Fuera grato, en mis rezos, el repetir su nombre,
pero lejos, aquí, como quien bebe un filtro,
sin padecer
ni arrepentirme,
sin que me desvelaran zozobras, sin temer,
y sin temblar ante el anuncio a mí confiado,
ni acumular afrentas por los tristes caminos
ni en vano correr mundo,
y nunca más en hojas, llamaradas o nubes,
oír la Voz que me escogió.
Y respondió la gente de la marinería:
―Cuando es tan fiero un Dios, cual Jehová se ha mostrado,
si un ataque de celos le acomete
loco está quien, al punto, el traidor no le entregue.
Pero la voluntad de tu Dios nos aturde,
no sabemos qué ordena con semejante viento.
―Agarradme ―les dije―, echadme por la borda,
y veréis cómo vuelve la bonanza.
Porque en congoja terminó mi huida
y avergonzado estoy de mi vileza
y sé que Dios me llama
y que a su grito el mar se recreció.
Mas de piedad y de temor, con voz quebrada,
dijeron: ―Quizá su Dios, por él, quiera amainar―.
Cada cual le dio al remo, a la desesperada,
hacia la costa, envuelta de nubes y de espuma:
con más afán aún, el mar se hizo montaña.

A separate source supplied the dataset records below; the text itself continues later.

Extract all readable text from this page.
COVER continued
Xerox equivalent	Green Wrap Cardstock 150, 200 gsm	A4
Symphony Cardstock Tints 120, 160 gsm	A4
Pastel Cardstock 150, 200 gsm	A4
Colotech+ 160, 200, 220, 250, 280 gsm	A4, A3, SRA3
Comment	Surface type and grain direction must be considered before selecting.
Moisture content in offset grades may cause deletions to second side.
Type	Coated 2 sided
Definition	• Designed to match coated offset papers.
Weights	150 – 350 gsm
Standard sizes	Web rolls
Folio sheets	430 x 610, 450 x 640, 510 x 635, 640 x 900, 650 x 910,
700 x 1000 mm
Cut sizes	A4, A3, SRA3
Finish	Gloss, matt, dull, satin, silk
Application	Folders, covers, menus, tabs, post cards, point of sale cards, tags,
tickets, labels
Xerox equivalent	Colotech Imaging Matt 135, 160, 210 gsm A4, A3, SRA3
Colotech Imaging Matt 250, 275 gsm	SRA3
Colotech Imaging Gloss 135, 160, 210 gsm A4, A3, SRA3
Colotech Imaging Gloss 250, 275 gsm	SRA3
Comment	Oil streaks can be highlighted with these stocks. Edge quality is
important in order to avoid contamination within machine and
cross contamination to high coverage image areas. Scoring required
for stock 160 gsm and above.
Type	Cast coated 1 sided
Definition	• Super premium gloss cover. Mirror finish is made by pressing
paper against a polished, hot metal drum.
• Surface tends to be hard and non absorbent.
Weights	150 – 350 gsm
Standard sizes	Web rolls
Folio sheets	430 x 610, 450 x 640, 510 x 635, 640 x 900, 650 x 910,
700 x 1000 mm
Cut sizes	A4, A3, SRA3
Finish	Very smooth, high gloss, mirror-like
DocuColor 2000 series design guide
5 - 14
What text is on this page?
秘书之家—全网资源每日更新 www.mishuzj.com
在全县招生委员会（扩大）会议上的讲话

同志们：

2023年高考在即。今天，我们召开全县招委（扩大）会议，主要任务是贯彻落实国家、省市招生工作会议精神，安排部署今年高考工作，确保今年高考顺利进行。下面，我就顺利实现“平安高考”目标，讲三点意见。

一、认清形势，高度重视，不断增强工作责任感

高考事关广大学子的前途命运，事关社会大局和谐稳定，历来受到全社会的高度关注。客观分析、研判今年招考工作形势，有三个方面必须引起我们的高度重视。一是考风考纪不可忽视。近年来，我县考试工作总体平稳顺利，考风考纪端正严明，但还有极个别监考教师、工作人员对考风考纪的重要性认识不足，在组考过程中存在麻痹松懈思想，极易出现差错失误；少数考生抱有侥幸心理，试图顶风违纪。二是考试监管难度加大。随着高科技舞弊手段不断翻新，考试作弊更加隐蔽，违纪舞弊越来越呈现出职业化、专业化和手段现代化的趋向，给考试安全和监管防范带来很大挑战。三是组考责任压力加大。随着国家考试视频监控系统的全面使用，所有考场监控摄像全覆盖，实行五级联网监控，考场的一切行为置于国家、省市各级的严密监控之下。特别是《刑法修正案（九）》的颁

Los remos les cayeron de las manos. Entonces
a Jehová alzaron los hombres gran clamor:
―Tú que castigas y acongojas
y nos dejas rendidos, sin vigor,
¡Dios de cejas feroces!,
Tú, que después de abierta la fosa que va y viene,
donde el temporal bate nos revuelcas
por el triste esconderse de un huido:
¡si muere el hombre que persigues
tu abismo no nos trague!
Asunto tuyo es si a venganza te inclinas.
Tú eres quien dice: ―Así.
No lo echamos al mar, eres Tú quien lo arrojas;
pon la otra mano, al punto lo recobras.
Hacerle puedes otra nao, si quieres,
o una isla colocar bajo sus pies.
Lucro divino yo de tal contienda,
arrojado fui al mar. En alboroto:
―A ver si Dios ―decían― lo recoge―.
Y abrió ventana el empapado cielo,
la mar perdió su hervor.
En la llanada, ya en bonanza,
un gran pez que Jehová junto a mí hizo saltar,
de un gran bocado,
medio dormido, me tragó.
Yo, cuando en Jaffa la nave armó vela
―cantos de locos, risas de los bravos―,
escondrijo quería para mi ánimo;
pero Dios trastornó mi deslealtad
y en escondite dieron mis sentidos:
y en el vientre del pez permanecía,
ya liberada el alma, tres días y tres noches.